Pada awal riset tampak ada batu yang disebut reruntuhan bangunan candi serta di sebelahnya ada satu makam kuno tersebut satu arca Syiwa yang terdapat di dalam reruntuhan bangunan. Dengan diketemukannya batu-batu andesit berupa balok, tim peneliti yang di pimpin Tjandrasamita terasa percaya kalau di sekitaran tempat itu awal mulanya ada satu candi. Masyarakat setempat sering memakai balok-balok itu untuk batu nisan. 

Berdasar pada kepercayaan itu, peneliti lakukan penggalian di tempat itu. Di dekat kuburan Arief Muhammad peneliti temukan fondasi candi berkuran 4, 5 x 4, 5 mtr. serta batu-batu candi yang lain yang berantakan. Dengan penemuan itu Tim Histori serta Instansi Kepurbakalaan selekasnya melakukan riset didaerah itu. Sampai th. 1968 riset masih tetap selalu berjalan. Sistem pemugaran Candi diawali pada th. 1974-1975 serta proses rekonstruksi dikerjakan pada th. 1976 yang mencakup kerangka tubuh, atap serta patung Syiwa dan diperlengkapi dengan satu joglo museum dengan maksud untuk dipakai menaruh serta menginventarisir benda-benda bersejarah sisa peninggalan kebudayaan dari semua Kabupaten Garut. Dalam proses pemugaran pada th. 1974 sudah diketemukan kembali batu candi yang disebut bebrapa sisi dari kaki candi. Masalah paling utama rekonstruksi candi yaitu batuan candi yang diketemukan cuma sekitaran 40% dari aslinya, hingga batu asli yang dipakai merekonstruksi bangunan candi itu cuma sekitaran 40%. Selebihnya di buat dari adukan semen, batu koral, pasir serta besi. 

Candi Cangkuang adalah candi pertama dipugar, dan untuk isi kekosongan histori pada Purnawarman serta Pajajaran. Beberapa pakar mengira kalau Candi Cangkuang dibangun pada era ke-8, didasarkan pada tingkat kelapukan batuannya, dan kesederhanaan bentuk (tidak ada relief). 

Bangunan Candi 

Bangunan Candi Cangkuang yang saat ini bisa kita saksikan adalah hasil pemugaran yang diresmikan pada th. 1978. Candi ini berdiri pada suatu tempat persegi empat yang memiliki ukuran 4, 7 x 4, 7 m dengan tinggi 30 cm. Kaki bangunan yang menyangga pelipit padma, pelipit kumuda, serta pelipit pasagi ukurannya 4, 5 x 4, 5 m dengan tinggi 1, 37 m. Di bagian timur ada penampil tempat tangga naik yang panjangnya 1, 5 m serta lébar 1, 26 m. 

Badan bangunan candi memiliki bentuk persegi empat 4, 22 x 4, 22 m dengan tinggi 2, 49 m. Di bagian utara ada pintu masuk yang memiliki ukuran 1, 56 m (tinggi) x 0, 6 m (lebar). 
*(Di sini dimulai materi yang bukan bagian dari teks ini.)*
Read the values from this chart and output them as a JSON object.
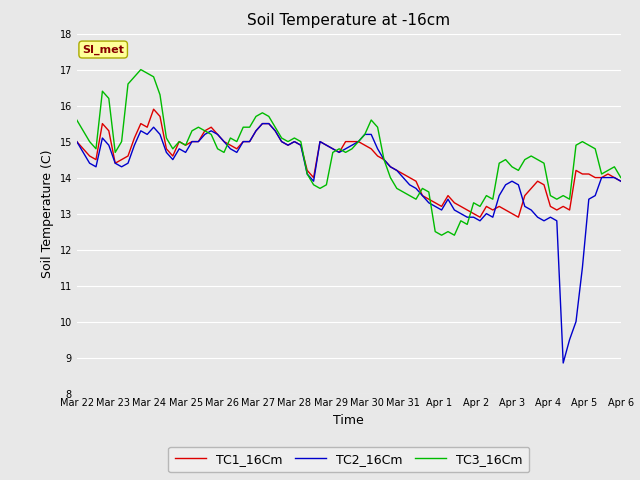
{
  "title": "Soil Temperature at -16cm",
  "xlabel": "Time",
  "ylabel": "Soil Temperature (C)",
  "ylim": [
    8.0,
    18.0
  ],
  "yticks": [
    8.0,
    9.0,
    10.0,
    11.0,
    12.0,
    13.0,
    14.0,
    15.0,
    16.0,
    17.0,
    18.0
  ],
  "xtick_labels": [
    "Mar 22",
    "Mar 23",
    "Mar 24",
    "Mar 25",
    "Mar 26",
    "Mar 27",
    "Mar 28",
    "Mar 29",
    "Mar 30",
    "Mar 31",
    "Apr 1",
    "Apr 2",
    "Apr 3",
    "Apr 4",
    "Apr 5",
    "Apr 6"
  ],
  "legend_labels": [
    "TC1_16Cm",
    "TC2_16Cm",
    "TC3_16Cm"
  ],
  "legend_colors": [
    "#dd0000",
    "#0000cc",
    "#00bb00"
  ],
  "watermark_text": "SI_met",
  "watermark_fgcolor": "#880000",
  "watermark_bgcolor": "#ffff99",
  "bg_color": "#e8e8e8",
  "plot_bg_color": "#e8e8e8",
  "grid_color": "#ffffff",
  "line_width": 1.0,
  "tc1": [
    15.0,
    14.8,
    14.6,
    14.5,
    15.5,
    15.3,
    14.4,
    14.5,
    14.6,
    15.1,
    15.5,
    15.4,
    15.9,
    15.7,
    14.8,
    14.6,
    15.0,
    14.9,
    15.0,
    15.0,
    15.3,
    15.4,
    15.2,
    15.0,
    14.9,
    14.8,
    15.0,
    15.0,
    15.3,
    15.5,
    15.5,
    15.3,
    15.0,
    14.9,
    15.0,
    14.9,
    14.2,
    14.0,
    15.0,
    14.9,
    14.8,
    14.7,
    15.0,
    15.0,
    15.0,
    14.9,
    14.8,
    14.6,
    14.5,
    14.3,
    14.2,
    14.1,
    14.0,
    13.9,
    13.5,
    13.4,
    13.3,
    13.2,
    13.5,
    13.3,
    13.2,
    13.1,
    13.0,
    12.9,
    13.2,
    13.1,
    13.2,
    13.1,
    13.0,
    12.9,
    13.5,
    13.7,
    13.9,
    13.8,
    13.2,
    13.1,
    13.2,
    13.1,
    14.2,
    14.1,
    14.1,
    14.0,
    14.0,
    14.1,
    14.0,
    13.9
  ],
  "tc2": [
    15.0,
    14.7,
    14.4,
    14.3,
    15.1,
    14.9,
    14.4,
    14.3,
    14.4,
    14.9,
    15.3,
    15.2,
    15.4,
    15.2,
    14.7,
    14.5,
    14.8,
    14.7,
    15.0,
    15.0,
    15.2,
    15.3,
    15.2,
    15.0,
    14.8,
    14.7,
    15.0,
    15.0,
    15.3,
    15.5,
    15.5,
    15.3,
    15.0,
    14.9,
    15.0,
    14.9,
    14.1,
    13.9,
    15.0,
    14.9,
    14.8,
    14.7,
    14.8,
    14.9,
    15.0,
    15.2,
    15.2,
    14.8,
    14.5,
    14.3,
    14.2,
    14.0,
    13.8,
    13.7,
    13.5,
    13.3,
    13.2,
    13.1,
    13.4,
    13.1,
    13.0,
    12.9,
    12.9,
    12.8,
    13.0,
    12.9,
    13.5,
    13.8,
    13.9,
    13.8,
    13.2,
    13.1,
    12.9,
    12.8,
    12.9,
    12.8,
    8.85,
    9.5,
    10.0,
    11.5,
    13.4,
    13.5,
    14.0,
    14.0,
    14.0,
    13.9
  ],
  "tc3": [
    15.6,
    15.3,
    15.0,
    14.8,
    16.4,
    16.2,
    14.7,
    15.0,
    16.6,
    16.8,
    17.0,
    16.9,
    16.8,
    16.3,
    15.1,
    14.8,
    15.0,
    14.9,
    15.3,
    15.4,
    15.3,
    15.2,
    14.8,
    14.7,
    15.1,
    15.0,
    15.4,
    15.4,
    15.7,
    15.8,
    15.7,
    15.4,
    15.1,
    15.0,
    15.1,
    15.0,
    14.1,
    13.8,
    13.7,
    13.8,
    14.7,
    14.8,
    14.7,
    14.8,
    15.0,
    15.2,
    15.6,
    15.4,
    14.5,
    14.0,
    13.7,
    13.6,
    13.5,
    13.4,
    13.7,
    13.6,
    12.5,
    12.4,
    12.5,
    12.4,
    12.8,
    12.7,
    13.3,
    13.2,
    13.5,
    13.4,
    14.4,
    14.5,
    14.3,
    14.2,
    14.5,
    14.6,
    14.5,
    14.4,
    13.5,
    13.4,
    13.5,
    13.4,
    14.9,
    15.0,
    14.9,
    14.8,
    14.1,
    14.2,
    14.3,
    14.0
  ]
}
Puncak candi ada dua tingkat : persegi empat memiliki ukuran 3, 8 x 3, 8 m dengan tinggi 1, 56 m serta 2, 74 x 2, 74 m yang tingginya 1, 1 m. Di dalamnya ada ruang memiliki ukuran 2, 18 x 2, 24 m yang tingginya 2, 55 m. Di dasarnya ada cekungan memiliki ukuran 0, 4 x 0, 4 m yang dalamnya 7 m. 
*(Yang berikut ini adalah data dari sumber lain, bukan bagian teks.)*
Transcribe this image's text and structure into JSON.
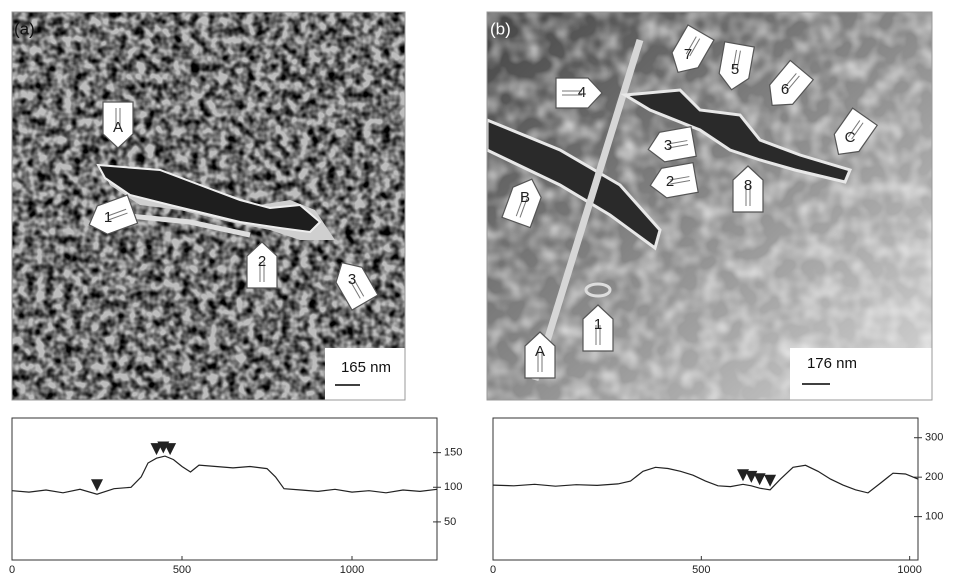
{
  "panels": [
    {
      "label": "(a)",
      "scale_bar": "165 nm",
      "arrows": [
        "A",
        "1",
        "2",
        "3"
      ],
      "profile": {
        "type": "line",
        "x": [
          0,
          50,
          100,
          150,
          200,
          250,
          300,
          350,
          380,
          400,
          425,
          450,
          475,
          500,
          525,
          550,
          600,
          650,
          700,
          750,
          775,
          800,
          850,
          900,
          950,
          1000,
          1050,
          1100,
          1150,
          1200,
          1250
        ],
        "values": [
          95,
          93,
          96,
          92,
          97,
          90,
          98,
          100,
          115,
          135,
          142,
          145,
          140,
          130,
          122,
          132,
          130,
          128,
          130,
          127,
          115,
          98,
          96,
          94,
          97,
          93,
          95,
          92,
          96,
          94,
          97
        ],
        "xlim": [
          0,
          1250
        ],
        "ylim": [
          -5,
          200
        ],
        "xticks": [
          0,
          500,
          1000
        ],
        "yticks": [
          50,
          100,
          150
        ],
        "markers_x": [
          250,
          425,
          445,
          465
        ]
      }
    },
    {
      "label": "(b)",
      "scale_bar": "176 nm",
      "arrows": [
        "A",
        "1",
        "B",
        "4",
        "7",
        "5",
        "6",
        "C",
        "3",
        "2",
        "8"
      ],
      "profile": {
        "type": "line",
        "x": [
          0,
          50,
          100,
          150,
          200,
          250,
          300,
          330,
          360,
          390,
          420,
          450,
          480,
          510,
          540,
          570,
          600,
          620,
          640,
          665,
          690,
          720,
          750,
          780,
          810,
          840,
          870,
          900,
          930,
          960,
          990,
          1020
        ],
        "values": [
          180,
          178,
          182,
          177,
          181,
          179,
          183,
          190,
          215,
          225,
          222,
          215,
          205,
          190,
          178,
          176,
          182,
          178,
          172,
          168,
          195,
          225,
          230,
          215,
          195,
          180,
          168,
          160,
          185,
          210,
          208,
          195
        ],
        "xlim": [
          0,
          1020
        ],
        "ylim": [
          -10,
          350
        ],
        "xticks": [
          0,
          500,
          1000
        ],
        "yticks": [
          100,
          200,
          300
        ],
        "markers_x": [
          600,
          620,
          640,
          665
        ]
      }
    }
  ]
}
Diantara sisa-sisa bangunan candi, diketemukan juga arca (th. 1800-an) dengan tempat tengah bersila diatas padmasana ganda. Kaki kiri menyilang datar yang alasnya menghadap ke samping dalam paha kanan. Kaki kanan menghadap ke bawah beralaskan lapik. Dimuka kaki kiri ada kepala sapi (nandi) yang telinganya menghadap ke depan. Dengan terdapatnya kepala nandi ini, beberapa pakar berasumsi kalau ini yaitu arca Siwa. Ke-2 tangannya menengadah diatas paha. Pada badannya ada penghias perut, penghias dada serta penghias telinga. 
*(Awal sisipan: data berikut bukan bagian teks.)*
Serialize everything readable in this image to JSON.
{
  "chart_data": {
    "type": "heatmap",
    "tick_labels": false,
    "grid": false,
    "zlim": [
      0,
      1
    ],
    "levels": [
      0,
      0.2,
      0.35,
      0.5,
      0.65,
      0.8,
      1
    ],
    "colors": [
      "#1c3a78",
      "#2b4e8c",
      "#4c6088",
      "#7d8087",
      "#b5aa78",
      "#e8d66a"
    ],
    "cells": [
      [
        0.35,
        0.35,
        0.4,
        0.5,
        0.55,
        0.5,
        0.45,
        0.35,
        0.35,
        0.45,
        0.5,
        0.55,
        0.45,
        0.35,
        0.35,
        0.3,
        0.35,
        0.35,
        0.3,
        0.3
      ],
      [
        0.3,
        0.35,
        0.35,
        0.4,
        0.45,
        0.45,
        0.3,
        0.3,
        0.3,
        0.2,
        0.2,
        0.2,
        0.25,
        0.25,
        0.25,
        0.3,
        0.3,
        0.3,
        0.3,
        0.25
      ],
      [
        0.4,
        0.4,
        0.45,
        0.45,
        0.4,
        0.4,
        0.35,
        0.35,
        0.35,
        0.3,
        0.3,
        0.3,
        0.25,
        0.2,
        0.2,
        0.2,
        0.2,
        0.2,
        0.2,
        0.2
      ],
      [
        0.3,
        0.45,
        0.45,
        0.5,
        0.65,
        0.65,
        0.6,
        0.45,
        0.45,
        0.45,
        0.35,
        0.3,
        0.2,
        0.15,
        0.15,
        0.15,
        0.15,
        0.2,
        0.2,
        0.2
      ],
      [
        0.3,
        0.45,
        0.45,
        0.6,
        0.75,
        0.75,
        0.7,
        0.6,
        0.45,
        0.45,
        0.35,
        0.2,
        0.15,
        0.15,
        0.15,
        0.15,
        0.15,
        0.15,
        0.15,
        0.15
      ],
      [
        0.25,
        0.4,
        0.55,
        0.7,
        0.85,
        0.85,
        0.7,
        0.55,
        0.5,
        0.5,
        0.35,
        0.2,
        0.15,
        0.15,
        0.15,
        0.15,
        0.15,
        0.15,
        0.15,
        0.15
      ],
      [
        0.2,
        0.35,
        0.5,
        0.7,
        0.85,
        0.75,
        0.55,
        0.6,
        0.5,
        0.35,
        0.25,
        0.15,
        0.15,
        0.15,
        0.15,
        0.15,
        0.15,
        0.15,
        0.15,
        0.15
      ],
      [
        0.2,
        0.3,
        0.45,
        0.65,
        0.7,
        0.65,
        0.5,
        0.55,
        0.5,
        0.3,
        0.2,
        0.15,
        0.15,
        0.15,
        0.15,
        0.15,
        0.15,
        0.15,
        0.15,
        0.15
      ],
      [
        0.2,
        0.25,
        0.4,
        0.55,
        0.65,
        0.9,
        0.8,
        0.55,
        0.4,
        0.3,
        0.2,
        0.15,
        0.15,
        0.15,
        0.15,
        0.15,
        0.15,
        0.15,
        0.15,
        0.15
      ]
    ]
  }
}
Kondisi arca ini telah rusak, berwajah datar, sisi tangan sampai ke-2 pergelangannya sudah hilang. Lebar muka 8 cm, lebar pundak 18 cm, lebar pinggang 9 cm, padmasana 38 cm (tingginya 14 cm), lapik 37 cm & 45 cm (tinggi 6 cm serta 19 cm), tinggi 41 cm. 

Candi Cangkuang seperti tampak saat ini, sebenarnya yaitu hasil rekayasa rekonstruksi, sebab bangunan aslinya hanya 40%-an. Oleh karenanya, bentuk bangunan Candi Cangkuang yang sesungguhnya belumlah di ketahui. 

Candi ini berjarak sekitaran 3 m di samping selatan makam Arif Muhammad/Maulana Ifdil Hanafi.